Which of course is why government arranges for Torquay's highly dangerous palm trees to be sawn down, why a 150 year old Monkey Puzzle tree (Araucaria araucana) in Swansea faces the chop for having "hypodermic style" needles, and why the scourge of conkers has been forever banished. Yes, when it comes to health and safety, we can all rest easy in the firm knowledge that our ever-vigilant state is protecting us from every danger.
Except that is, for one area - where the government itself is the danger.
Take hospital hygiene. This morning we get news that despite a stream of top-level orders, plus huge expenditure (including £50m+ on that "deep clean"), a quarter of government hospitals remain unsafe:
"The Healthcare Commission reports that no improvement has been made on a year ago. In total, 103 out of 391 trusts admitted they did not achieve the minimum requirements, brought in by the Government to help combat the hospital superbugs, MRSA and Clostridium difficile.
26 per cent of trusts failed to keep facilities clean, did not have adequate infection control or follow guidelines on decontaminating reusable equipment."
Let's just remind ourselves how many people have officially died from MRSA and C difficile in government hospitals:
8,000 in 2006. Compared to around 3,000 deaths in road traffic accidents, and precisely none from entanglements with hypodermic style Monkey Puzzle needles.
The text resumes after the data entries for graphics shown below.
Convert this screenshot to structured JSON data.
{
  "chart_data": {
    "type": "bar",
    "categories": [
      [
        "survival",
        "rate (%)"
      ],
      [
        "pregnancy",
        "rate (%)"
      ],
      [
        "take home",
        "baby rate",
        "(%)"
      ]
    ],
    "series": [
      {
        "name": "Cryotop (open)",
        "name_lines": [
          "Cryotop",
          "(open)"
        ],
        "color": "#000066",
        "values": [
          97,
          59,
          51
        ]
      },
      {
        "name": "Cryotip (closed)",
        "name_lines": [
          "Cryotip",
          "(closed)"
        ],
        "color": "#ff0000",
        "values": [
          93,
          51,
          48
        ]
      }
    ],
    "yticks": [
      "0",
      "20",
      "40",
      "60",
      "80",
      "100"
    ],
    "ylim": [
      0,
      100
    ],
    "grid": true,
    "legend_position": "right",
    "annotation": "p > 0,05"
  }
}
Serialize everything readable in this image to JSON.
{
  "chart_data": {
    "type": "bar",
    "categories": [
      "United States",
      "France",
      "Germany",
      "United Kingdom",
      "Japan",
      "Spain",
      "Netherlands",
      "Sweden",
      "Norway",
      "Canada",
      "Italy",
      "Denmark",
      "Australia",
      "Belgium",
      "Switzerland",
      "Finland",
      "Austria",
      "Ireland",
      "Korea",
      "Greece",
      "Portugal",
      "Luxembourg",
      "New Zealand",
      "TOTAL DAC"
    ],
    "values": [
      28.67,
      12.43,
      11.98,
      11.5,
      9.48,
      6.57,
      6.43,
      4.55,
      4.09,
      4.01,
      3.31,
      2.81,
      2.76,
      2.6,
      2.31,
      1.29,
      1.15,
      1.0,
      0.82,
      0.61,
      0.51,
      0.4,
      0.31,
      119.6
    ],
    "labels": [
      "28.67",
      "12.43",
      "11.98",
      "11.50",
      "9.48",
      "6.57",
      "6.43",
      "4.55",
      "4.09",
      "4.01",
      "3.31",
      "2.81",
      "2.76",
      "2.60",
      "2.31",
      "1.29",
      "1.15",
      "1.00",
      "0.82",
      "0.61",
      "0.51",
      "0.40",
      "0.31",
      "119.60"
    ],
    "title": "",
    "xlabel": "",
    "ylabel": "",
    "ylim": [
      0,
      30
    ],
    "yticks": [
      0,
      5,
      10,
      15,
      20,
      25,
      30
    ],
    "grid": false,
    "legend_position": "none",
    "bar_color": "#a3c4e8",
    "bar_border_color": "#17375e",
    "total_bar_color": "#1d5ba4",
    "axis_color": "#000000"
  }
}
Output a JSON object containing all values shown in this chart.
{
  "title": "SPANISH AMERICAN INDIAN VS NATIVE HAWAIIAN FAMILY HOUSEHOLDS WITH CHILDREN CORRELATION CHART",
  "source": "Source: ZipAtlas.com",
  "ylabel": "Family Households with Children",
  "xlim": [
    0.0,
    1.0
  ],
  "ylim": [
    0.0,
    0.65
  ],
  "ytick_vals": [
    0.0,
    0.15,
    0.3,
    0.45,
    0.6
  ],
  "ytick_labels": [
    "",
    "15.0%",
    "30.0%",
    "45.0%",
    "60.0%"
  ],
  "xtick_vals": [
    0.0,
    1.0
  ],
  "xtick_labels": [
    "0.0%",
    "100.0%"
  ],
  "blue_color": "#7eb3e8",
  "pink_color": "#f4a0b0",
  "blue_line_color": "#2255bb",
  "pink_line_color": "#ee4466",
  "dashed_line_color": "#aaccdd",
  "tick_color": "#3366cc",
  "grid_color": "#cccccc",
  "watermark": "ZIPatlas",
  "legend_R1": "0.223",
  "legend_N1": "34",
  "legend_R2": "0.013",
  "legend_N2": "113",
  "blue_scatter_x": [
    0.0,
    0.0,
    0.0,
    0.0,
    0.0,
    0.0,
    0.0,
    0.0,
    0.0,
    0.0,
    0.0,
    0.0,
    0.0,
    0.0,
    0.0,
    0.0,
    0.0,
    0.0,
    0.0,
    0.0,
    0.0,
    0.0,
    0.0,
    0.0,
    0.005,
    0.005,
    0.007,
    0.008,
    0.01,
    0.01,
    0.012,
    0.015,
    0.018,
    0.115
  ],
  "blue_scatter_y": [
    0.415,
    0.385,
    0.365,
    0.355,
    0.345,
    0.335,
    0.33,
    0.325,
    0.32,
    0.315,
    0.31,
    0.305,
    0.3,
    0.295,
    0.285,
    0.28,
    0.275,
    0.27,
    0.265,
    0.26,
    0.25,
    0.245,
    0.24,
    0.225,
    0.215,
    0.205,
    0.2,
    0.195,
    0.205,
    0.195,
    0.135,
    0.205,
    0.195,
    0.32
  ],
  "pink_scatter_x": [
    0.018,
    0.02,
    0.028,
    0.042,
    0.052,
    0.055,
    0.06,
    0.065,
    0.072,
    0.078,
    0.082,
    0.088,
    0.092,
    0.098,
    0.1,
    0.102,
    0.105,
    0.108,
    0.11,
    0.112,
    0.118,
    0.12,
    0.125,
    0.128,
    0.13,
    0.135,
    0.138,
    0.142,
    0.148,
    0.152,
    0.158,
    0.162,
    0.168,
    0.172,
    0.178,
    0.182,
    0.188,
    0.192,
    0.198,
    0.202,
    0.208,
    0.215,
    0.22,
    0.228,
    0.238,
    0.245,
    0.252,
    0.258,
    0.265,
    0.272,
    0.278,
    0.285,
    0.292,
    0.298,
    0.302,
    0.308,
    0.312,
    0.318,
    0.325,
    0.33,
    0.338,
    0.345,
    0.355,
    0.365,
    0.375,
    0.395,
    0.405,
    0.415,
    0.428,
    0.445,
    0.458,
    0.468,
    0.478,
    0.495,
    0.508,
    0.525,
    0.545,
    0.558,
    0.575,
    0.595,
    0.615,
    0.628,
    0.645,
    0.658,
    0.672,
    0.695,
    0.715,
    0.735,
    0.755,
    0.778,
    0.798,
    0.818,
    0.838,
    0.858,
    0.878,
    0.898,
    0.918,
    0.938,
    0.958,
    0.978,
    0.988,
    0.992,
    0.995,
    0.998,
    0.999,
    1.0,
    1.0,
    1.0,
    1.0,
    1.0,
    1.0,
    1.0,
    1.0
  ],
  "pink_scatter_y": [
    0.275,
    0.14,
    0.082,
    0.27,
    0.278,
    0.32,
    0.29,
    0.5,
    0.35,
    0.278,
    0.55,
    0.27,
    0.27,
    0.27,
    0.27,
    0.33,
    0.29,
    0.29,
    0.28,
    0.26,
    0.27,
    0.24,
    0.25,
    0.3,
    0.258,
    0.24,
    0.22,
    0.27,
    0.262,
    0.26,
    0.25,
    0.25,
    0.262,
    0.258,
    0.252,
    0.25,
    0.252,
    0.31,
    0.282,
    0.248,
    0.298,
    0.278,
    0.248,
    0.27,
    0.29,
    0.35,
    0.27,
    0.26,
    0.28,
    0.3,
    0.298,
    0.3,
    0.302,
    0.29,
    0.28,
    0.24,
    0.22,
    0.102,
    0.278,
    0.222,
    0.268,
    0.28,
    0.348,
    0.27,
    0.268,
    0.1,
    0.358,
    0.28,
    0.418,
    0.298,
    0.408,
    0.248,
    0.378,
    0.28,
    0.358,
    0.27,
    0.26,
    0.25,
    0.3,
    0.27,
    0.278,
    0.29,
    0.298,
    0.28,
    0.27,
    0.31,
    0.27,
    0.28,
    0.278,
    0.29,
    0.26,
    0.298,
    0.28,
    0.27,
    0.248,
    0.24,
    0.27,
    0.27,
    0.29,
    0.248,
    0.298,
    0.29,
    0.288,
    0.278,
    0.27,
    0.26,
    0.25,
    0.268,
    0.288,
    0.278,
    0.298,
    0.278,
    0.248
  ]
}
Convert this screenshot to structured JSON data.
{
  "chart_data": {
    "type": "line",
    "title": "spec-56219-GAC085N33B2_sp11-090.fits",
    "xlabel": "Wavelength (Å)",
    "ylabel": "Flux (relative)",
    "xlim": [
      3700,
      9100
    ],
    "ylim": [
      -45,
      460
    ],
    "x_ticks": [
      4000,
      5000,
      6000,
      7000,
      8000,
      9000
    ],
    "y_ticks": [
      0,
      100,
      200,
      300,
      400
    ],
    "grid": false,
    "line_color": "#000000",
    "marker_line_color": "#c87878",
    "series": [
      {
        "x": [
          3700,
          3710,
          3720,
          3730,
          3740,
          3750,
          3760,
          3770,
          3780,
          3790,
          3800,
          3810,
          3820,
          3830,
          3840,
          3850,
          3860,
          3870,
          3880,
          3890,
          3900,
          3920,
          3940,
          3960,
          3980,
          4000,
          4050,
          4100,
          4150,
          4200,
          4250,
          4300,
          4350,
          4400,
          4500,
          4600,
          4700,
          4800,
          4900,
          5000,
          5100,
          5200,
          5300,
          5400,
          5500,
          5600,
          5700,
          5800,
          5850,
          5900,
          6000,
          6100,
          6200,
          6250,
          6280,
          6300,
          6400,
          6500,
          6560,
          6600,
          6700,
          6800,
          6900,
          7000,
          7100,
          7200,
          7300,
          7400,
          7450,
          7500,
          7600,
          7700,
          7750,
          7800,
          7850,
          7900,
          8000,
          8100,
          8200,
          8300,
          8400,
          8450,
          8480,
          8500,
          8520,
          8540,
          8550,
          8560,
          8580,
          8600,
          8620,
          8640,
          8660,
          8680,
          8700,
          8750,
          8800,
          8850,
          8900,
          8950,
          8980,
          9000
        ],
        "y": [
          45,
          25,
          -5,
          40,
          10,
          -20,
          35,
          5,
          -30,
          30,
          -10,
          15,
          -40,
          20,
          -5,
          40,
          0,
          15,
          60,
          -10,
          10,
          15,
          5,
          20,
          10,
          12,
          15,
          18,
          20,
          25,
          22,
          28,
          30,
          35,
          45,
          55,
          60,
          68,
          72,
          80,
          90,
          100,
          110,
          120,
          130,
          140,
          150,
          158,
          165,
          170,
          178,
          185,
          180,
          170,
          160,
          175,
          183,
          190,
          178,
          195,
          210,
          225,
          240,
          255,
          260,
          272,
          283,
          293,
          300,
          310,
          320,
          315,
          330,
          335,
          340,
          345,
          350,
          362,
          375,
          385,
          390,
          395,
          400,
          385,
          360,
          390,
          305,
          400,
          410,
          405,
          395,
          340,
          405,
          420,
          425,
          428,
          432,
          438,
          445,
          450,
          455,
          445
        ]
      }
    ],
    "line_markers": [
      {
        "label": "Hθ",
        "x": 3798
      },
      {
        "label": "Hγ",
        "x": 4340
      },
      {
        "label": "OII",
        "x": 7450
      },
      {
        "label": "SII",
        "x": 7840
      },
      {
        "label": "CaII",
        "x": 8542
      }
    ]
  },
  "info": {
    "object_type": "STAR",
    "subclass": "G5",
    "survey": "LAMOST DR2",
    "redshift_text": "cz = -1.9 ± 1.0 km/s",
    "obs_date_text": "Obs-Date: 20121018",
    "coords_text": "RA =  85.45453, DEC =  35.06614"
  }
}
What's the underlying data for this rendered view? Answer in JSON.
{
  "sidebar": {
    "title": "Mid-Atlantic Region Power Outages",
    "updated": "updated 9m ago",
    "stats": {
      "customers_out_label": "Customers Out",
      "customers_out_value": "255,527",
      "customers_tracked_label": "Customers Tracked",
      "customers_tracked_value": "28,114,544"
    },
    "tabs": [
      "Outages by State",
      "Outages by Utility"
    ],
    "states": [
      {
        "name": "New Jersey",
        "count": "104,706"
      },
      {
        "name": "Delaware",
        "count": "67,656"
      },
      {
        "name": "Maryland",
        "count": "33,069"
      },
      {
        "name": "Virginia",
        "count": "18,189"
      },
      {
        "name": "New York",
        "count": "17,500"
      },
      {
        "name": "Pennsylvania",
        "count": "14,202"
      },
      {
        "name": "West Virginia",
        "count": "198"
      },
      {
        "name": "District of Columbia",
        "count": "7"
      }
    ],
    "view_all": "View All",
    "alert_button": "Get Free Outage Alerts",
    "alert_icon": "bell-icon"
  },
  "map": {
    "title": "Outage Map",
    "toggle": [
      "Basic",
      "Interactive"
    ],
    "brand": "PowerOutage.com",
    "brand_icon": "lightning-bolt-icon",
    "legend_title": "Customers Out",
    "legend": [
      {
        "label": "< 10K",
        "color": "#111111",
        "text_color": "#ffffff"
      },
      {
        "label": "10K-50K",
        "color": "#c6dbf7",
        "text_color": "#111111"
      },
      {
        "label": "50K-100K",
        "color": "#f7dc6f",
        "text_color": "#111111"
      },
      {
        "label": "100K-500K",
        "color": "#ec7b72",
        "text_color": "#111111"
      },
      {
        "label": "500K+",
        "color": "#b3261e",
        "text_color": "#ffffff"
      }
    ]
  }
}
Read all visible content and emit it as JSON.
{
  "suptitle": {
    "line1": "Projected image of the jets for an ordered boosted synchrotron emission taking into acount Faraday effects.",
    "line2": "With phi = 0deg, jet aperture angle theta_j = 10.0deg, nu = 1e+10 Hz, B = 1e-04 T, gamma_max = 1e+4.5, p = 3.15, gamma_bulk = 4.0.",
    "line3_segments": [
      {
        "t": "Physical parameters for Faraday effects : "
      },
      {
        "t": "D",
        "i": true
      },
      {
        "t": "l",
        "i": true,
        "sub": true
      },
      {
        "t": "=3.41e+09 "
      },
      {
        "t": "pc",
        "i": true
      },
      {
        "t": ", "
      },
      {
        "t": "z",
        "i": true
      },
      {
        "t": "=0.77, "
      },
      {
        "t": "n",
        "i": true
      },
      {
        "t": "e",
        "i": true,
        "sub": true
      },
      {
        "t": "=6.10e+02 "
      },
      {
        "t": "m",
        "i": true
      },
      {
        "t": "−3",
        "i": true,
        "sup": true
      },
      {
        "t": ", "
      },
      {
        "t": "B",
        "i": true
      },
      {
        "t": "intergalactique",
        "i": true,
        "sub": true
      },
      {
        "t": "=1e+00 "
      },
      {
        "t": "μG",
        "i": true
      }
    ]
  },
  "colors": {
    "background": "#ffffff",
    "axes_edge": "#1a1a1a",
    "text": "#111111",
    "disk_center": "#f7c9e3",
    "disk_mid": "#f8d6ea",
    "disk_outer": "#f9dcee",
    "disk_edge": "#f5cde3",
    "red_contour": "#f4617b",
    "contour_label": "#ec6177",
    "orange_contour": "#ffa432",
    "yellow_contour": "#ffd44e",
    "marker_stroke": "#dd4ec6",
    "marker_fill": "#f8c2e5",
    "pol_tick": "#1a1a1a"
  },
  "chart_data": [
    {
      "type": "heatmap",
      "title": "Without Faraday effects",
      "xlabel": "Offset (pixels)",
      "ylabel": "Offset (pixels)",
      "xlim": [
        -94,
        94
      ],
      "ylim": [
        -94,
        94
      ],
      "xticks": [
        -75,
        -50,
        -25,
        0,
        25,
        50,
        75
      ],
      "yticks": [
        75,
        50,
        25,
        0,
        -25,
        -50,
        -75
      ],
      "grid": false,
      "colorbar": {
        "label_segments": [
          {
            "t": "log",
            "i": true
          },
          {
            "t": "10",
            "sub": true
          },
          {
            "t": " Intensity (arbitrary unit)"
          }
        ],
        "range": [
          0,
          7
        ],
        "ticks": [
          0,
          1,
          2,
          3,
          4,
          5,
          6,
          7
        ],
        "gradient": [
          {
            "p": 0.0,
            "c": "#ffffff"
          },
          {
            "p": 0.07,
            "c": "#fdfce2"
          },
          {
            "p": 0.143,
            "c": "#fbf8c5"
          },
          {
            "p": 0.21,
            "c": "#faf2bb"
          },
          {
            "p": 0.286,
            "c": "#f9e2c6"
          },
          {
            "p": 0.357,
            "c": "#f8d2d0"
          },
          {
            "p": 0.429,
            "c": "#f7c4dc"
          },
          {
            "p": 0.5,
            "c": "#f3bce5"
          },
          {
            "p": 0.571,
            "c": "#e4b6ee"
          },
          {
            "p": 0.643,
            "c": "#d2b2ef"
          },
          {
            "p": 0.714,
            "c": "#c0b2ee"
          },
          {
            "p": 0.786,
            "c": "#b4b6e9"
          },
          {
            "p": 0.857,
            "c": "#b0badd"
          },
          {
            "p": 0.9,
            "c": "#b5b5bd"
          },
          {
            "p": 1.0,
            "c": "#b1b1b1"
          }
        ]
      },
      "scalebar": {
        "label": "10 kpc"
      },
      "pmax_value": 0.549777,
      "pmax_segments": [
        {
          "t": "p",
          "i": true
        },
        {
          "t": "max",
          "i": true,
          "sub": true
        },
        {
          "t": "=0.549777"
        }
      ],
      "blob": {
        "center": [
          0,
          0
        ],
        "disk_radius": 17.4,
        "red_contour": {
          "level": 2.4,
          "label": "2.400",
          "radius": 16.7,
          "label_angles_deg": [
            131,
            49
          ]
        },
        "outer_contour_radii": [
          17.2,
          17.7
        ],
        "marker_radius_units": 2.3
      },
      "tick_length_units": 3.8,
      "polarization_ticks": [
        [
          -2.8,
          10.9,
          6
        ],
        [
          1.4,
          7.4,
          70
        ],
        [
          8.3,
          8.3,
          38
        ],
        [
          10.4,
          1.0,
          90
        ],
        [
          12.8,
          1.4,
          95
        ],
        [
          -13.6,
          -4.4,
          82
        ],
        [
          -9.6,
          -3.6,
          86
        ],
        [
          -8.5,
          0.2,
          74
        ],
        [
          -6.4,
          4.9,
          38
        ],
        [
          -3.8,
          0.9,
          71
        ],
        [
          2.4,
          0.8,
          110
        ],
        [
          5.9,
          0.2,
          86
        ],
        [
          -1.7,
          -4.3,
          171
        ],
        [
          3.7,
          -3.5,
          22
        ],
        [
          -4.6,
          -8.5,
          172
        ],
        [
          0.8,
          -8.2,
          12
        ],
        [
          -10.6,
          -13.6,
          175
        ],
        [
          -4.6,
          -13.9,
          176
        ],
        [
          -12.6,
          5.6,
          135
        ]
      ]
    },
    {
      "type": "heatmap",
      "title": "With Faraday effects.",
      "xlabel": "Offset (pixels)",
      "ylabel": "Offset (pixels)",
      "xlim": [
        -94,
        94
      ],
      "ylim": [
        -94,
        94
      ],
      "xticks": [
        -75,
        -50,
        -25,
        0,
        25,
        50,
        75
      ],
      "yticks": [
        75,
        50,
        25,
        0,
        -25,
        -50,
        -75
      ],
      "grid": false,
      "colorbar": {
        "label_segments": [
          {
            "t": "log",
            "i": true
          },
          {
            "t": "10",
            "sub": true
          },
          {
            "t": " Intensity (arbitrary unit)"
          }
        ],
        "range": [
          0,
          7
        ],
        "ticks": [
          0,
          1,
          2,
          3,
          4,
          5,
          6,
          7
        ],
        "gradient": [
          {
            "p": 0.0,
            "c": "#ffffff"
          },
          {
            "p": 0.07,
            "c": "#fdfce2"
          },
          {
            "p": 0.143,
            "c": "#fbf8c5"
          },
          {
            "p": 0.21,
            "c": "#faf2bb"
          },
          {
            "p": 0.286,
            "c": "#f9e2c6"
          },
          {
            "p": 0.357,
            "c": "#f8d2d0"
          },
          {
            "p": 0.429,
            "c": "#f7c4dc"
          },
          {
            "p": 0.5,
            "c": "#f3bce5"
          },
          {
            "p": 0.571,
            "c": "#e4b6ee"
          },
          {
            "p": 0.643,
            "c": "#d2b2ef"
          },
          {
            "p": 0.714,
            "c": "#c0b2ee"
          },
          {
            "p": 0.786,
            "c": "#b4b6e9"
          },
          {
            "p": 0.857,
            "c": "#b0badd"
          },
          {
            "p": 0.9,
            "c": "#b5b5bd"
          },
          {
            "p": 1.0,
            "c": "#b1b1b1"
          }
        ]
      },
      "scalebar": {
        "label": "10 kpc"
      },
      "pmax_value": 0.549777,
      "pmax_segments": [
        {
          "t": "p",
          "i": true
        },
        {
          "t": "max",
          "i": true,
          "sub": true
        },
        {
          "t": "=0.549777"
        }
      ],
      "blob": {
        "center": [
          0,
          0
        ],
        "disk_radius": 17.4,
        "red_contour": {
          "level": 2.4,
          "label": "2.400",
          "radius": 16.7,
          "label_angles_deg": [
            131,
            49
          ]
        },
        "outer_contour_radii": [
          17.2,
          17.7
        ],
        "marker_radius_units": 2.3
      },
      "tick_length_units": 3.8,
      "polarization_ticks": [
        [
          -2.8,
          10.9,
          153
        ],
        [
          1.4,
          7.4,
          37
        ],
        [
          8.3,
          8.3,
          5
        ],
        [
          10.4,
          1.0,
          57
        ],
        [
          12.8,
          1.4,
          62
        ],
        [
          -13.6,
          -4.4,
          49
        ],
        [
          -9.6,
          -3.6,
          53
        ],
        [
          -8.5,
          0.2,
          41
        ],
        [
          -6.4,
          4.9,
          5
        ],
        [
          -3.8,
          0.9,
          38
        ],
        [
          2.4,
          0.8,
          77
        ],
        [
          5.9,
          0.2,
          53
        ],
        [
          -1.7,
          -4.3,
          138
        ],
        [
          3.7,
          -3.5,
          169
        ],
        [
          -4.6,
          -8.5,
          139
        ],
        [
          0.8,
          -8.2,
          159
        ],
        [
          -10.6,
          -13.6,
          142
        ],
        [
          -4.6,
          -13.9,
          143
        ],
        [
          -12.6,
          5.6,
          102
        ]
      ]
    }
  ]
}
Or take the latest shocking revelations on those highly dangerous RAF Nimrods:
"Vital safety features were left out of the design specification for Nimrod surveillance aircraft despite being requested by the Royal Air Force, an inquiry has revealed. Fuel tank explosion protection and a ban on carrying fuel in the fuselage were both listed as “air staff requirements” (ASR) by the RAF. But they were among several items not included in the final design blueprint known as the “aircraft specification”. The RAF’s comments about the design criteria were rejected by the Ministry of Defence when it drew up the specifications for the aircraft."
"Experts" at the MOD deny this dangerous cheeseparing cost the lives of those 14 servicemen in Afghanistan. But then, they would, wouldn't they.
The government routinely accepts safety standards in its own facilities that would not be tolerated in a private sector operation. It is no accident that while NHS hospitals lost those 8000 patients to MRSA and C diff in 2006, in the same year the three main private hospital chains reported not a single confirmed case. And the safety standards applied to its own military aircraft are clearly way short of those it demands for civilian planes.